Нам знакомы уже его кой-какие ужимки, нам знакомо широкое тело, чуть наклоненное, словно у шимпанзе, и коротковатые задние ноги. Мы довольно наслышаны о его мятом костюме. Наконец, мы можем описать его галстук, пасхальный подарок онгавского шурина, стиляги-мясника: искусственный шелк, цвет шоколадно-бурый при красной полоске, кончик засунут в рубашку между второй и третьей пуговицами (по земблянской моде тридцатых годов) — символическая замена, как уверяет наука, и отца, и слюнявчика сразу. Отвратительно черные волосы облекают тылы его честных и грубых ладоней, тщательно вычищенных ладоней члена множества профессиональных союзов с заметными искривлениями больших пальцев, столь частыми у мастеров-халявщиков. Мы различаем, как-то вдруг, его потную плоть. Мы различаем также (когда головой вперед, но вполне безопасно пронизываем, словно призраки, его самого и мерцающий винт его самолета, и делегатов, что приветливо машут и улыбаются нам) его фуксиновое и багровое нутро и странное, недоброкачественное волнение, воздымающееся у него в кишках.

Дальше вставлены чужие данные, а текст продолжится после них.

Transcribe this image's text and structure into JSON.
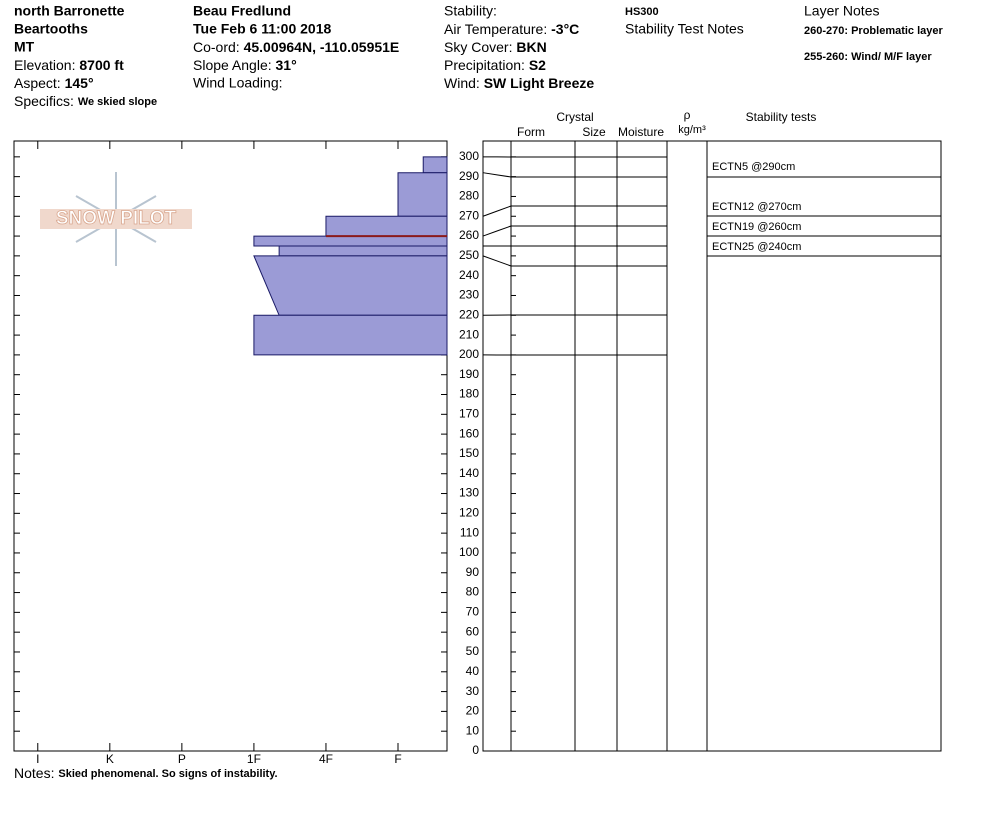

Теперь мы можем пойти дальше и описать — доктору или кому иному, кто согласится нас выслушать, — состояние души этого примата. Он умел читать, писать и считать, был наделен крохами самосознания (и не знал, что ему с ними делать), способностью частичного восприятия длительности и хорошей памятью на лица, имена, даты и тому подобное. В духовном отношении он попросту не существовал. В моральном — это был манекен, охотящийся за другим манекеном. То обстоятельство, что оружие было у него настоящее, а дичь его принадлежала к высокоразвитым человеческим существам, — это обстоятельство относится к
В прежних моих заметках (я припоминаю теперь, что это были комментарии к строке 171{35}), я рассматривал личные антипатии, а стало быть и мотивы нашего 'механического человека', — так выразился я в то время, когда он не был еще столь телесен и не оскорблял наши чувства в той мере, в какой оскорбляет сейчас, — словом, когда он пребывал в гораздой дали от нашей солнечной, зеленой, пахнущей травами Аркадии. Впрочем, Господь наш толико чудесно учинил человека, что сколько ни рыскай за мотивами, как ни сыпь разумными доводами, а все не объяснишь
В маленьком и неудобном самолете, летевшем прямо на солнце, он оказался затиснутым меж делегатами Нью-Вайского лингвистического конгресса: каждый с именной табличкой на лацкане и все — знатоки одного и того же иноземного языка, на котором, впрочем, говорить ни один из них не умел, почему беседа велась (над головой сгорбленного убийцы и по сторонам его неподвижной физиономии) на простеньком англо-американском диалекте. Во все время этого тяжкого испытания Градус гадал о причине другого неудобства, на протяженьи полета то пронимавшего его, то отпускавшего, — оно было похуже гомона моноглотов. Градус никак не мог решить, к чему его отнести, — к свинине, к капусте, к жаренному картофелю или к дыне, — ибо заново перепробовав их одно за одним в спазматических воспоминаниях, он обнаружил, что особенно выбирать между их разными, но равно тошнотворными букетами особенно не приходится. По моему мнению, и я бы хотел, чтобы доктор его подтвердил, всему виной оказался французский бутерброд, затеявший внутриутробную междоусобицу с поджаренным 'по-французски' картофелем.